Le Grand Album Illustré de l’Industrie Automobile édité en 1901 par l’Automobile Club de France nous apprend qu’à cette époque, une sorte d’Auto’Lib existait déjà à Paris avec la société L’Electrique, tandis que la Compagnie Générale des Voitures utilisait des taxis électriques et que la Compagnie des Electromobiles faisait de la location. On avait même inventé des stations d’échange rapide des batteries !

Autant de tentatives qui passèrent dans les oubliettes de l’histoire par manque d’autonomie et temps de recharge prohibitif, plus que par manque de performances. D’ailleurs à l’époque l’on n’était pas dupe ; « On ne doit pas décourager ceux qui s’intéressent à la locomotion électrique sur route.
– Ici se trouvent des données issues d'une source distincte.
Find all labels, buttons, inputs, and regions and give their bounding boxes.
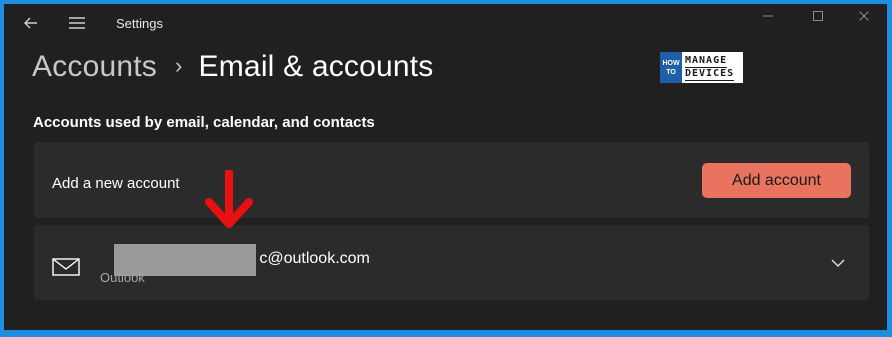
back-arrow-icon[interactable] bbox=[20, 12, 42, 34]
annotation-arrow-icon bbox=[200, 168, 258, 234]
account-email-domain: c@outlook.com bbox=[259, 250, 370, 267]
logo-text-devices: DEVICES bbox=[685, 67, 735, 81]
title-bar: Settings bbox=[4, 4, 887, 44]
chevron-down-icon[interactable] bbox=[830, 255, 846, 271]
window-title: Settings bbox=[116, 16, 163, 31]
add-account-card: Add a new account Add account bbox=[34, 142, 869, 218]
section-heading: Accounts used by email, calendar, and co… bbox=[33, 114, 375, 131]
logo-text-manage: MANAGE bbox=[685, 54, 728, 68]
logo-how-to-block: HOW TO bbox=[660, 52, 682, 83]
logo-text-how: HOW bbox=[662, 59, 680, 67]
breadcrumb: Accounts › Email & accounts bbox=[32, 50, 434, 84]
settings-window: Settings Accounts › Email & accounts HOW… bbox=[4, 4, 887, 330]
add-new-account-label: Add a new account bbox=[52, 175, 180, 192]
add-account-button[interactable]: Add account bbox=[702, 163, 851, 198]
logo-text-to: TO bbox=[666, 68, 676, 76]
account-email: digc@outlook.com bbox=[100, 244, 370, 276]
close-icon[interactable] bbox=[841, 4, 887, 28]
maximize-icon[interactable] bbox=[795, 4, 841, 28]
account-type: Outlook bbox=[100, 270, 145, 285]
hamburger-menu-icon[interactable] bbox=[66, 12, 88, 34]
account-row[interactable]: digc@outlook.com Outlook bbox=[34, 225, 869, 300]
breadcrumb-separator: › bbox=[175, 53, 183, 78]
minimize-icon[interactable] bbox=[745, 4, 791, 28]
breadcrumb-accounts-link[interactable]: Accounts bbox=[32, 50, 157, 84]
howtomanagedevices-logo: HOW TO MANAGE DEVICES bbox=[660, 52, 743, 83]
page-title: Email & accounts bbox=[198, 50, 434, 83]
mail-icon bbox=[52, 257, 80, 277]
logo-wordmark: MANAGE DEVICES bbox=[682, 55, 743, 81]
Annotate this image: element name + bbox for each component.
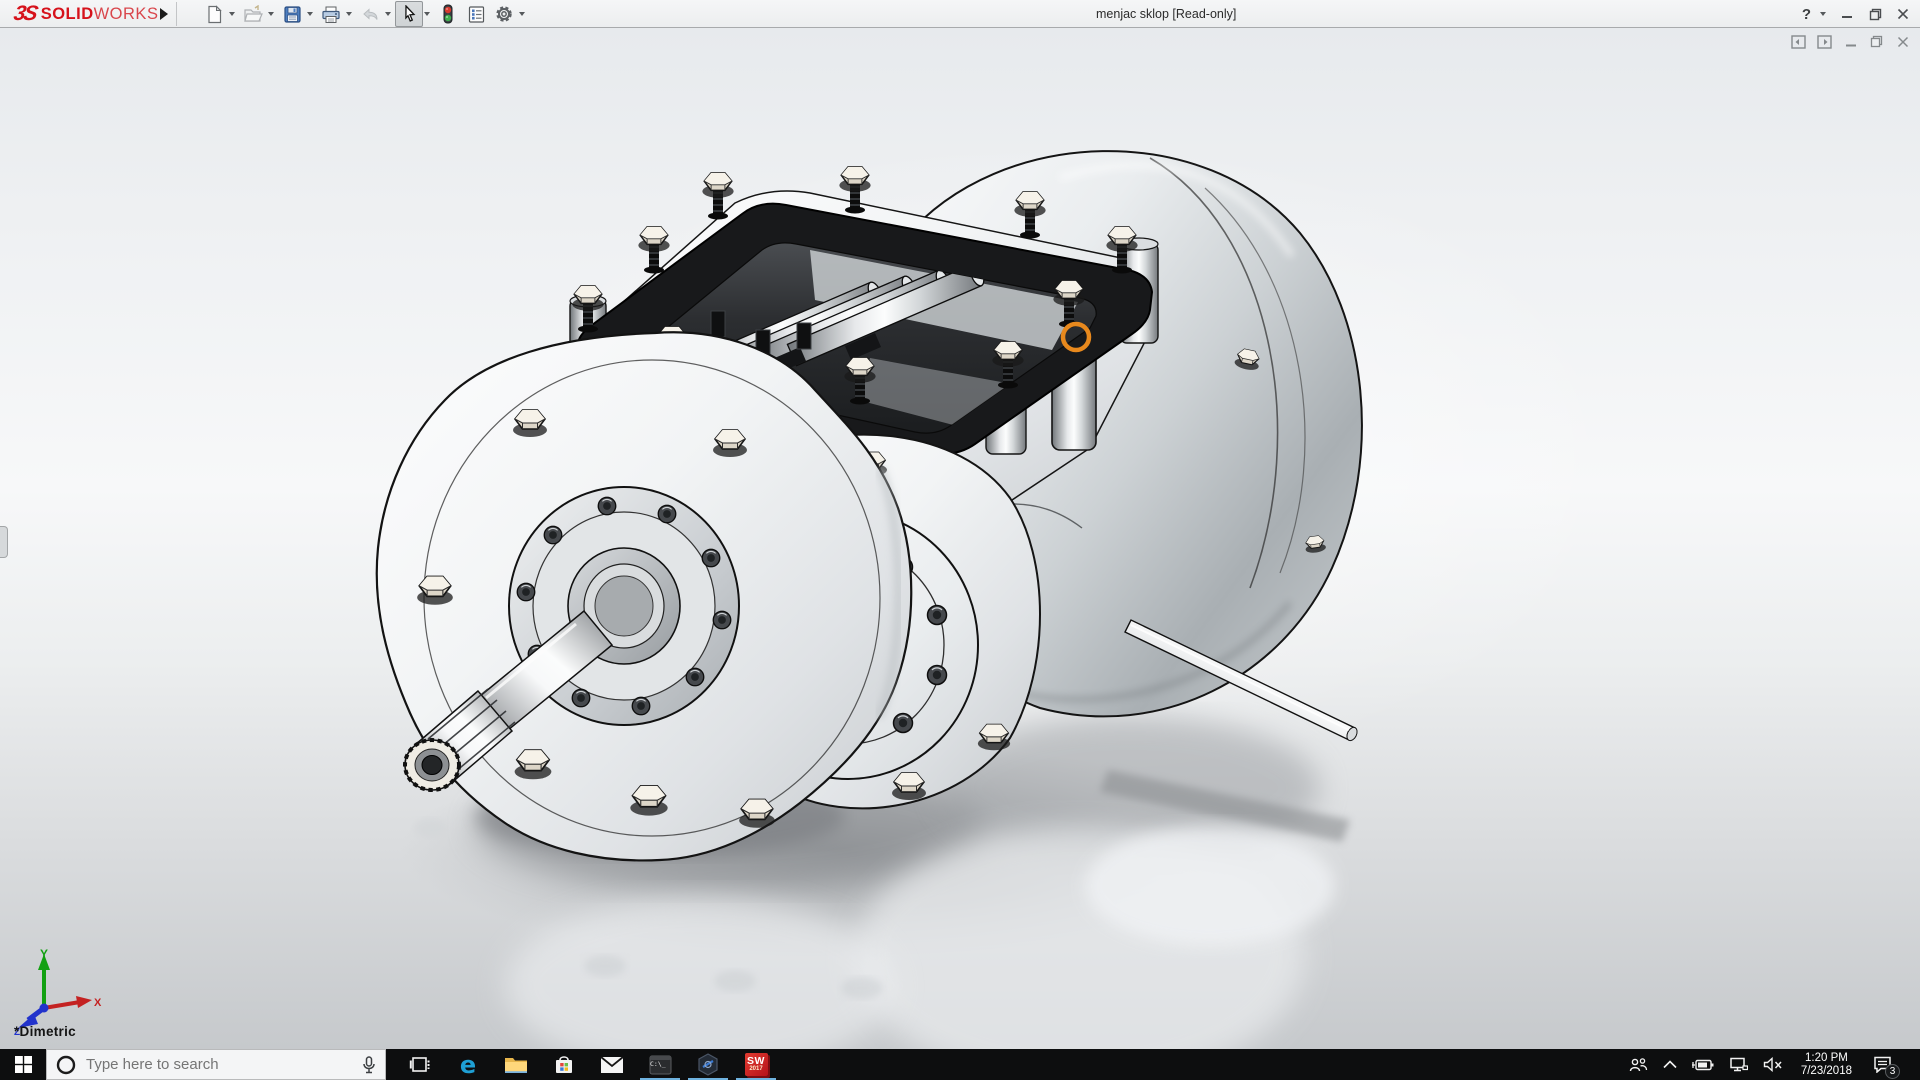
search-input[interactable] <box>86 1056 352 1073</box>
solidworks-logo-mark: 3S <box>11 2 38 26</box>
document-window-controls <box>1789 33 1912 50</box>
feature-panel-splitter[interactable] <box>0 526 8 558</box>
task-view-icon <box>409 1055 431 1075</box>
select-dropdown-caret[interactable] <box>424 12 430 16</box>
edge-button[interactable]: e <box>444 1049 492 1080</box>
chevron-up-icon <box>1663 1060 1677 1069</box>
open-button[interactable] <box>239 1 267 27</box>
help-button[interactable]: ? <box>1800 6 1813 23</box>
orientation-triad: Y X Z <box>8 946 103 1036</box>
pane-previous-button[interactable] <box>1789 33 1808 50</box>
people-icon <box>1629 1057 1648 1073</box>
help-dropdown-caret[interactable] <box>1820 12 1826 16</box>
close-button[interactable] <box>1892 4 1914 24</box>
minimize-icon <box>1841 8 1853 20</box>
screenshot-tool-icon <box>697 1053 719 1076</box>
titlebar: 3S SOLID WORKS <box>0 0 1920 28</box>
open-folder-icon <box>243 5 263 24</box>
file-properties-icon <box>467 5 486 24</box>
menu-flyout-arrow-icon[interactable] <box>160 8 168 20</box>
file-properties-button[interactable] <box>462 1 490 27</box>
window-controls: ? <box>1800 0 1914 28</box>
restore-icon <box>1869 8 1882 21</box>
new-document-icon <box>205 5 224 24</box>
sw-icon-year: 2017 <box>749 1066 762 1073</box>
document-restore-button[interactable] <box>1867 33 1886 50</box>
command-prompt-text: C:\_ <box>650 1060 666 1068</box>
sw-icon-label: SW <box>747 1056 765 1066</box>
action-center-button[interactable]: 3 <box>1867 1049 1898 1080</box>
minimize-button[interactable] <box>1836 4 1858 24</box>
brand-name-bold: SOLID <box>41 5 94 24</box>
windows-taskbar: e <box>0 1049 1920 1080</box>
taskbar-apps: e <box>396 1049 780 1080</box>
taskbar-search[interactable] <box>46 1049 386 1080</box>
options-button[interactable] <box>490 1 518 27</box>
rebuild-traffic-light-icon <box>441 4 455 24</box>
triad-x-label: X <box>94 997 102 1009</box>
save-dropdown-caret[interactable] <box>307 12 313 16</box>
print-dropdown-caret[interactable] <box>346 12 352 16</box>
file-explorer-icon <box>504 1055 528 1075</box>
brand-name-light: WORKS <box>94 5 159 24</box>
store-button[interactable] <box>540 1049 588 1080</box>
pane-next-button[interactable] <box>1815 33 1834 50</box>
store-icon <box>553 1054 575 1076</box>
windows-logo-icon <box>15 1056 32 1073</box>
network-button[interactable] <box>1726 1049 1751 1080</box>
document-title: menjac sklop [Read-only] <box>1096 7 1236 21</box>
notification-badge: 3 <box>1885 1064 1900 1079</box>
command-prompt-button[interactable]: C:\_ <box>636 1049 684 1080</box>
new-document-button[interactable] <box>200 1 228 27</box>
battery-icon <box>1692 1058 1714 1072</box>
clock-date: 7/23/2018 <box>1801 1065 1852 1078</box>
solidworks-window: 3S SOLID WORKS <box>0 0 1920 1080</box>
undo-dropdown-caret[interactable] <box>385 12 391 16</box>
solidworks-taskbar-button[interactable]: SW 2017 <box>732 1049 780 1080</box>
gearbox-3d-model <box>0 28 1920 1049</box>
mail-icon <box>600 1056 624 1074</box>
view-orientation-label: *Dimetric <box>14 1024 76 1039</box>
mail-button[interactable] <box>588 1049 636 1080</box>
battery-button[interactable] <box>1689 1049 1717 1080</box>
select-button[interactable] <box>395 1 423 27</box>
restore-button[interactable] <box>1864 4 1886 24</box>
save-button[interactable] <box>278 1 306 27</box>
open-dropdown-caret[interactable] <box>268 12 274 16</box>
solidworks-logo: 3S SOLID WORKS <box>14 2 158 26</box>
network-icon <box>1729 1057 1748 1072</box>
rebuild-button[interactable] <box>434 1 462 27</box>
undo-button[interactable] <box>356 1 384 27</box>
close-icon <box>1897 8 1909 20</box>
edge-icon: e <box>460 1054 476 1076</box>
taskbar-clock[interactable]: 1:20 PM 7/23/2018 <box>1795 1052 1858 1078</box>
system-tray: 1:20 PM 7/23/2018 3 <box>1626 1049 1920 1080</box>
new-dropdown-caret[interactable] <box>229 12 235 16</box>
task-view-button[interactable] <box>396 1049 444 1080</box>
microphone-icon[interactable] <box>362 1056 376 1074</box>
document-close-button[interactable] <box>1893 33 1912 50</box>
print-button[interactable] <box>317 1 345 27</box>
toolbar-separator <box>176 2 177 26</box>
screenshot-tool-button[interactable] <box>684 1049 732 1080</box>
cortana-icon <box>56 1055 76 1075</box>
solidworks-app-icon: SW 2017 <box>745 1053 768 1076</box>
people-button[interactable] <box>1626 1049 1651 1080</box>
undo-icon <box>360 5 380 24</box>
triad-y-label: Y <box>40 947 48 961</box>
volume-button[interactable] <box>1760 1049 1786 1080</box>
clock-time: 1:20 PM <box>1801 1052 1852 1065</box>
document-minimize-button[interactable] <box>1841 33 1860 50</box>
print-icon <box>321 5 341 24</box>
file-explorer-button[interactable] <box>492 1049 540 1080</box>
options-dropdown-caret[interactable] <box>519 12 525 16</box>
quick-access-toolbar <box>200 1 529 27</box>
start-button[interactable] <box>0 1049 46 1080</box>
graphics-viewport[interactable]: Y X Z *Dimetric <box>0 28 1920 1049</box>
select-cursor-icon <box>401 5 418 23</box>
volume-muted-icon <box>1763 1057 1783 1072</box>
options-gear-icon <box>494 4 514 24</box>
save-icon <box>283 5 302 24</box>
tray-overflow-button[interactable] <box>1660 1049 1680 1080</box>
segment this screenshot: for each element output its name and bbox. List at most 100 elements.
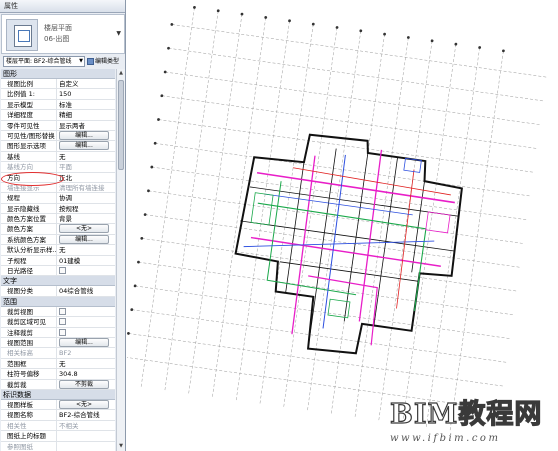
scroll-up-arrow-icon[interactable]: ▲: [117, 69, 125, 78]
property-value[interactable]: 按规程: [57, 204, 115, 213]
chevron-down-icon[interactable]: ▼: [116, 30, 121, 37]
property-value: 不剪裁: [57, 379, 115, 389]
grid-bubble: [406, 36, 410, 39]
property-row: 视图比例 自定义: [1, 79, 115, 90]
instance-row: 楼层平面: BF2-综合管线 ▼ 编辑类型: [1, 56, 125, 68]
mep-pipe: [396, 169, 415, 309]
property-value[interactable]: 标准: [57, 100, 115, 109]
property-edit-button[interactable]: 编辑...: [59, 141, 109, 151]
property-value[interactable]: 背景: [57, 214, 115, 223]
floor-plan-drawing: [127, 6, 549, 433]
instance-select-value: 楼层平面: BF2-综合管线: [6, 58, 72, 65]
property-key: 注释裁剪: [1, 327, 57, 337]
property-row: 子规程 01建模: [1, 255, 115, 267]
edit-type-icon: [87, 58, 94, 65]
grid-line: [449, 50, 504, 433]
property-checkbox[interactable]: [59, 318, 66, 326]
grid-bubble: [288, 19, 291, 23]
watermark: BIM教程网 www.ifbim.com: [388, 399, 556, 451]
edit-type-button[interactable]: 编辑类型: [87, 56, 123, 67]
grid-bubble: [216, 9, 220, 13]
scroll-thumb[interactable]: [118, 80, 124, 170]
property-value: 编辑...: [57, 337, 115, 347]
grid-bubble: [137, 260, 140, 264]
property-key: 系统颜色方案: [1, 234, 57, 245]
property-value[interactable]: 无: [57, 359, 115, 368]
property-key: 详细程度: [1, 110, 57, 120]
property-key: 视图比例: [1, 79, 57, 89]
grid-bubble: [193, 6, 196, 9]
property-value: 编辑...: [57, 130, 115, 140]
type-family-label: 楼层平面: [44, 24, 72, 32]
type-selector[interactable]: 楼层平面 06-出图 ▼: [1, 14, 125, 54]
mep-pipe: [257, 202, 427, 312]
property-key: 可见性/图形替换: [1, 130, 57, 141]
grid-line: [140, 7, 195, 389]
property-edit-button[interactable]: <无>: [59, 224, 109, 234]
grid-bubble: [478, 46, 482, 49]
property-edit-button[interactable]: 不剪裁: [59, 379, 109, 389]
property-key: 相关性: [1, 420, 57, 431]
equipment-block: [403, 157, 422, 173]
property-value[interactable]: BF2-综合管线: [57, 410, 115, 419]
property-key: 裁剪视图: [1, 306, 57, 317]
property-value: 不相关: [59, 421, 79, 430]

Les quelques insuccès que l’on a eu à enregistrer sont dus davantage à l’usage que l’on a voulu faire de la voiture électrique, qu’à la voiture elle-même. Il ne faut pas demander aux électriques plus qu’elles ne peuvent donner. »

« Pour le moment elles sont susceptibles de faire très agréablement et d’une façon parfaite un service urbain ; sachons nous en contenter et pour les parcours de plus longue haleine et interurbains, attendons que les accumulateurs qui sont la pierre d’achoppement actuelle aient fait les progrès nécessaires. Leurs poids, leur capacité, leur rendement sont déjà très améliorés ; cette industrie délicate et difficile n’est encore que dans l’enfance ; soyons patients, laissons-lui le temps de grandir, faisons-lui encore crédit de quelques années et nous serons tous surpris de voir les merveilles qu’elle nous réserve », lit-on dans l’ouvrage de ACF ... de 1901 !

De belles pistes de recherche pour le 21e siècle.